You can't change a guy. Sometime during the relationship their personality and traits unfold and you cannot mold or shape someone into who you want them to be. I would say if you aren't happy then end it. There are plenty of guys who love being active and being outdoors. I wouldn't settle for anything less than what you want.

 

You can figure out the living situation. You might need to get a roommate or maybe live with a friend. But ultimately it's your choice, if you want to to stay with him realize this is who he is.

Posted
I am just confused about everything. I didn't actively try to ignore anything, it just became slowly apparent. I guess you guys probably get a lot of these kinds of posts on this forum, so it probably gets old to reply to them day after day. But I am just trying to figure out my mental state and my life situation to make the right decision. It's not an easy one to make. If you'd prefer I close this thread I can do that -- it seems to be drawing some ire.

 

 

 

Hey, don't even feel bad about posting. You clearly need to vent.

 

My friend was in a relationship with a man who wouldn't comfort her, or he'd do so begrudgingly. She is an emotional woman and needs hugs and kisses when she's feeling down...... Ultimately, she ended up resenting him. She wanted to he able to turn to her partner in her darkest hours ; not just friends or family.

 

It won't change.

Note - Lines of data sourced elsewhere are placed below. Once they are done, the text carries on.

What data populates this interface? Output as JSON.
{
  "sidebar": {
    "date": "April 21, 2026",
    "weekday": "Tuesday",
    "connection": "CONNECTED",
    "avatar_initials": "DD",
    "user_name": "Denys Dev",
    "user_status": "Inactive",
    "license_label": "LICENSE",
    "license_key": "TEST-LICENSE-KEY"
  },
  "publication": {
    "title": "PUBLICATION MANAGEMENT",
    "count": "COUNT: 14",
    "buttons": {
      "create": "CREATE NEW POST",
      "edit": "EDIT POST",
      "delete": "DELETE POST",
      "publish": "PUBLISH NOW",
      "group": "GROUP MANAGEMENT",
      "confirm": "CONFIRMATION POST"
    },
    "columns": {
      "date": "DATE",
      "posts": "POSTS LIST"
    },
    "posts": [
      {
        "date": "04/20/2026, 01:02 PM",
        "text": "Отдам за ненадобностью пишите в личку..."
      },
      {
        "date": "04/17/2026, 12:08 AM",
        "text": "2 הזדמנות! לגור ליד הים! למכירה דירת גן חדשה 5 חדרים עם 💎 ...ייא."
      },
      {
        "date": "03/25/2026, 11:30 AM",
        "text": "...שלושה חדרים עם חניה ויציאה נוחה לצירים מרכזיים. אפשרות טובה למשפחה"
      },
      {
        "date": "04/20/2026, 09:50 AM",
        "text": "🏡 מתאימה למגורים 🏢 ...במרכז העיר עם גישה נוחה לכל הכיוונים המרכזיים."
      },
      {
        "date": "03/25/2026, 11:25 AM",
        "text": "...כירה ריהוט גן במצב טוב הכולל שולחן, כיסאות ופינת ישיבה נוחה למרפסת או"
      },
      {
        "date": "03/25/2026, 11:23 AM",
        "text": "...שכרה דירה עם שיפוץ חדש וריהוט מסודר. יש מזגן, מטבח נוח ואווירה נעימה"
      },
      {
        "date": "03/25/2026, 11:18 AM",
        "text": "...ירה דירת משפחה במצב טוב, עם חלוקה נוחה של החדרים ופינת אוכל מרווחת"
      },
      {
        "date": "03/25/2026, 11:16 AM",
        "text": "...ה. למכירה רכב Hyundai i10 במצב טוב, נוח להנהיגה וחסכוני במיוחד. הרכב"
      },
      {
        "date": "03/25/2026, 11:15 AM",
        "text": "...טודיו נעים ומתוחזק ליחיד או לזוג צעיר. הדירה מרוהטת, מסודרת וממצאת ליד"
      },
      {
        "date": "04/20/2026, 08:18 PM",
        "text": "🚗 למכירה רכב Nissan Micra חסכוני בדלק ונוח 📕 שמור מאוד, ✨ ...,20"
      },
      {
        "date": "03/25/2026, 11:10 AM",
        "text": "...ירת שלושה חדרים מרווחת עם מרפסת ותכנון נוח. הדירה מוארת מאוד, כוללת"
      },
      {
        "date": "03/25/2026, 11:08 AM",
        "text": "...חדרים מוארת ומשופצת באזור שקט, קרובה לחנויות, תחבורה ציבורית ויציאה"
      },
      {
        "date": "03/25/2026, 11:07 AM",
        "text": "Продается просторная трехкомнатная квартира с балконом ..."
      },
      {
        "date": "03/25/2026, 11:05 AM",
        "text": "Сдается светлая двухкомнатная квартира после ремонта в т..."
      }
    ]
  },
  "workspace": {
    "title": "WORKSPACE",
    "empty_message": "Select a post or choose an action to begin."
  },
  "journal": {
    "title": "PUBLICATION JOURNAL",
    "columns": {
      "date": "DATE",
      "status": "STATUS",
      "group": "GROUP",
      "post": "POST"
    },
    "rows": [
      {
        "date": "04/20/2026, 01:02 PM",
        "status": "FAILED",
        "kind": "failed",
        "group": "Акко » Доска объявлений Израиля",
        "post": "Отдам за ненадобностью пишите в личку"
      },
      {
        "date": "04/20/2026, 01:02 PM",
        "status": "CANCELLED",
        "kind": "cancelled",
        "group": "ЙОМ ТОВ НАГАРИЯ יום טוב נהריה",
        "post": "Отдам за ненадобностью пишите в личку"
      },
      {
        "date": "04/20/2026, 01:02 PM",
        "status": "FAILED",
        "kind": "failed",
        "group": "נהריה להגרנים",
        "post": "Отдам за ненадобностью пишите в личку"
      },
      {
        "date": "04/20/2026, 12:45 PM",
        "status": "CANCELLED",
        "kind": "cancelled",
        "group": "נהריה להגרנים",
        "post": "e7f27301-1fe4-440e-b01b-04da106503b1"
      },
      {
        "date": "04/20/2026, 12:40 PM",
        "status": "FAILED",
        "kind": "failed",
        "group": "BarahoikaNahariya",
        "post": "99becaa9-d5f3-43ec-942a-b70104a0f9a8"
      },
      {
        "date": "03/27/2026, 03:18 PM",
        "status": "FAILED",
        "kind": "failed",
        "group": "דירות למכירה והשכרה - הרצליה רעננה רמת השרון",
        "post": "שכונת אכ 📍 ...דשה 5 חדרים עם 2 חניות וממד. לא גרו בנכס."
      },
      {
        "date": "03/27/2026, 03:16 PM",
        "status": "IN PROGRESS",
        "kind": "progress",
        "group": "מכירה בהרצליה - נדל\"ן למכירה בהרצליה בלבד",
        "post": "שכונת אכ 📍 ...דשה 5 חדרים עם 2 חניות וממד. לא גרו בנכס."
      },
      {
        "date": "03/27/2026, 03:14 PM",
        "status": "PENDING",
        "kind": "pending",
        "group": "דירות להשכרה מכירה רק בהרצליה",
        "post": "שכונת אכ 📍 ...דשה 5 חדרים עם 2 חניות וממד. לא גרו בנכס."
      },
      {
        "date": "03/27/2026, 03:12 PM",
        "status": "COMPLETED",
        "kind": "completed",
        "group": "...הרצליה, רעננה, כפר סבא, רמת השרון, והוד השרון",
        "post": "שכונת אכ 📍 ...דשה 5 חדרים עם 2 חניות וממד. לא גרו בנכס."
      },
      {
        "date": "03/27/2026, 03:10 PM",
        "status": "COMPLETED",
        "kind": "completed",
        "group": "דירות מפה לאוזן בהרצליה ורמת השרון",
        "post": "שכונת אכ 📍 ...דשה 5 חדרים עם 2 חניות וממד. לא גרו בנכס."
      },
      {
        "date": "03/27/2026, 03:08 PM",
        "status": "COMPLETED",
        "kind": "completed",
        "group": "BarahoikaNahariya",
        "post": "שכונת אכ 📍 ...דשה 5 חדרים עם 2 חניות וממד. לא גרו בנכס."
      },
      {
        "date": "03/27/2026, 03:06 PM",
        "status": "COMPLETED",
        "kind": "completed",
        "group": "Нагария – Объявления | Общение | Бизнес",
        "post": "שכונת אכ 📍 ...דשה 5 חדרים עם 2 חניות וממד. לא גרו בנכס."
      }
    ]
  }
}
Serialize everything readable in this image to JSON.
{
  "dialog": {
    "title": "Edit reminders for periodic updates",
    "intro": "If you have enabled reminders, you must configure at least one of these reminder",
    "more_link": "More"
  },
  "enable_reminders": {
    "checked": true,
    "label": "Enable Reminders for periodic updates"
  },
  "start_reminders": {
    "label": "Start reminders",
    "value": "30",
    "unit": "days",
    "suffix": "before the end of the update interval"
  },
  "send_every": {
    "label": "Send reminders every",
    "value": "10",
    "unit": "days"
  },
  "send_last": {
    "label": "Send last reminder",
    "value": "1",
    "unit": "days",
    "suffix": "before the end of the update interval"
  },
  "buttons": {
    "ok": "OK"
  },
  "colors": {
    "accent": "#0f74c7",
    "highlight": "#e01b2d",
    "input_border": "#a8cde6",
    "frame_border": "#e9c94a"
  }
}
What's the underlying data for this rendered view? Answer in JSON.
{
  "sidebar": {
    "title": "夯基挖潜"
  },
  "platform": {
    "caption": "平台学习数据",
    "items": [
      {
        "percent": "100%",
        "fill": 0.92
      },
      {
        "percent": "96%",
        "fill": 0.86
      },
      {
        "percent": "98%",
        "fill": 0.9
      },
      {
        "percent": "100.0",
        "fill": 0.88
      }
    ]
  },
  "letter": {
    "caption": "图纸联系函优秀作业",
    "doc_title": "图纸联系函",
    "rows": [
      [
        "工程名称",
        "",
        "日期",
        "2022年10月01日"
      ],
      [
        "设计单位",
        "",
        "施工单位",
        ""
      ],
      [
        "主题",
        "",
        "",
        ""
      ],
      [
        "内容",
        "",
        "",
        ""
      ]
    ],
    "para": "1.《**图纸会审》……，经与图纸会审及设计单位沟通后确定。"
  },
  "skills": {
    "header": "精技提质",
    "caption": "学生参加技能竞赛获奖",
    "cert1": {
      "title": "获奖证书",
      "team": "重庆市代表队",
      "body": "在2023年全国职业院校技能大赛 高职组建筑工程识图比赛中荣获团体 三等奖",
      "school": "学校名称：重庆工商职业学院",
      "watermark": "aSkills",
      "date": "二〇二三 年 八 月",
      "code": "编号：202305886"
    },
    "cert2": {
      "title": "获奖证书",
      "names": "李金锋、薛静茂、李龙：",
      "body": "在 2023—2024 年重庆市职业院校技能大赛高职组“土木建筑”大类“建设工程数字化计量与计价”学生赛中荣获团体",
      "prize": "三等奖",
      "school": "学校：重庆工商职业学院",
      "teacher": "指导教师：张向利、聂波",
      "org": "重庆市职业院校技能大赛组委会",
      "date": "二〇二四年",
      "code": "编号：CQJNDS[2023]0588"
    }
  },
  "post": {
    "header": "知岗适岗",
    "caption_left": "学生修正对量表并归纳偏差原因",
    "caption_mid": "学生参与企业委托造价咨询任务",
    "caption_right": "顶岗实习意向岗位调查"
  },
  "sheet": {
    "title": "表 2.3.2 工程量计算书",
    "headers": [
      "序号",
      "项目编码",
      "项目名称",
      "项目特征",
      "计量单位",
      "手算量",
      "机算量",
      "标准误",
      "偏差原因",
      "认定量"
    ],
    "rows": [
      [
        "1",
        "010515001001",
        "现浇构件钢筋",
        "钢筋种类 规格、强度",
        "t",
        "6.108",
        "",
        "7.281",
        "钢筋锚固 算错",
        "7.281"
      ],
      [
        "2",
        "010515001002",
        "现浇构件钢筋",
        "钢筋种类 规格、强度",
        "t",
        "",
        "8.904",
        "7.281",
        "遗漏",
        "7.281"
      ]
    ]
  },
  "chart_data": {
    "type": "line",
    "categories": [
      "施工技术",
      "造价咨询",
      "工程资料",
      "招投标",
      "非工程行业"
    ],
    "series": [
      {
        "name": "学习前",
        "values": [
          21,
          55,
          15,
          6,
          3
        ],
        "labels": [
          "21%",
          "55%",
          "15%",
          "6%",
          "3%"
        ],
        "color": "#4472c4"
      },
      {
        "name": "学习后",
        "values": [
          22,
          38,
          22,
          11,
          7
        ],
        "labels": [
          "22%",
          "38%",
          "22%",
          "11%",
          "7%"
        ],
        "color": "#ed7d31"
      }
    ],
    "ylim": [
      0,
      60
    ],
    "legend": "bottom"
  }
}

Either accept him as he is and figure out how to come to terms with it, OR alternatively, you can do better for yourself.

 

Just trust us when we all say that he won't change this is who he is....accept. Or get rid. I know what I'd do in your position. And I'd not wait a year or even months, for that matter......

 

I was bullied growing up and honestly at times I don't feel I could get any better than men who would never take me out on dates or who would lavish me with physical affection like I so desire. I thought " welps, this is as good as it gets! ":sick:

 

Wrong. I am able to do better..and I did. I now only date men who meet my needs. It's amazing. Dating seldom lasts due to true chemistry and compatibility being a rare combination but man do I enjoy the ride.

 

It feels ground breaking once you start dating men who fulfilling your basic needs. For instance, I need to be completed when sad, to be treated to once a week dates, to have physical affection in public and private and to adore the crap out of one another. So I date men who fit this bill........ I aim within my league. I find them.

 

Dating hard at times as you sometimes feel as though you'll never find the right one. But honestly, dating men who you're more compatible with is INFINITELY more pleasant than settling for a.l relationship with a man who doesn't comfort you when you're sad, who's too lazy and who just doesn't meet you're very reasonable needs.

 

It can get much better. Don't be scared to be single. There is a more compatible man out there.